When I stopped blocking my husband, he stepped in and built stronger relationships with our boys. Over the next few years my husband came into own his role as a father with such clarity and dominance that I couldn’t shake it if I wanted to. I wouldn’t want to though, because it has given him and my children more than I ever could on my own. There are a lot of things I am not that my husband is, and there are many things he can’t be that I am. I no longer see him as my parenting supporter, but as my teammate. Here is a man prepared to love, protect, and care for our children with every cell in his body, and I was concerned that he might get them too riled up before bed, or give them a gummy bear before dinner, or answer a question ‘wrong’.
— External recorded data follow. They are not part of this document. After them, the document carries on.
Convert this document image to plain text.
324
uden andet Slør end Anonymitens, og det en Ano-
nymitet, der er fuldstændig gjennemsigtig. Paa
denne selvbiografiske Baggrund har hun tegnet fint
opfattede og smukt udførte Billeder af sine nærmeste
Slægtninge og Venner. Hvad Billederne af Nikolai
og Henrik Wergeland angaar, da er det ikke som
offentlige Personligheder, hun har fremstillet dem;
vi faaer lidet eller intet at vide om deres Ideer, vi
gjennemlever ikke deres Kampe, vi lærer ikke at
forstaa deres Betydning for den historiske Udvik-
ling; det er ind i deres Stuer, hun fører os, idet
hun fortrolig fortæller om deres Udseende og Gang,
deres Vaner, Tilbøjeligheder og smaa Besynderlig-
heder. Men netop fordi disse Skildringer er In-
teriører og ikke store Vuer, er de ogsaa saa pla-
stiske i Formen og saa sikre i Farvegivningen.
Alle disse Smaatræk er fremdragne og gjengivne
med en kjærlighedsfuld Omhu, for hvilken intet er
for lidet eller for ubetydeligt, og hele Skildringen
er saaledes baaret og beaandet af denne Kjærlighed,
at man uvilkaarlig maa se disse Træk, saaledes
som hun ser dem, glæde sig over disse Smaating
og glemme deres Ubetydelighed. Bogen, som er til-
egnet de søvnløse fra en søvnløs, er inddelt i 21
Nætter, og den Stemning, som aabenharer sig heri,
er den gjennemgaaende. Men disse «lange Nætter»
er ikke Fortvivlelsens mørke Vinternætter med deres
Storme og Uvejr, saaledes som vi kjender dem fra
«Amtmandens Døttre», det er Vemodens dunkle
My youngest son is 4.5, preverbal, still in diapers and daily overcomes his challenges as a child diagnosed with regressive autism. I often share about his incredible improvements under chiropractic care and how it has eased his severe sensory sensitivities allowing him to live more comfortably in his own skin and enjoy his world. What I don’t often talk about is the daily challenges our family faces to support his needs, regulate our own emotions in handling these daily challenges, and live our lives to the fullest despite the restrictions and demands that have become a part of our daily living.
I can say with complete certainty that had I not acknowledged my husband’s role as a father with the increased respect and understanding of its importance, our family would not have pulled through my son’s initial diagnosis with the resilience, growth and love that we have.
There were days that I needed to tap out, and I just didn’t know how to be all that was needed. I don’t know what I would have done if there wasn’t someone there who knew exactly what to do.
My experience with co-parenting is that you should not wait until you need a co-parent to welcome one. Allow me to thank my husband who’s rocking this “Dad” thing and all the fathers out there who are aligning their desires with their children’s needs.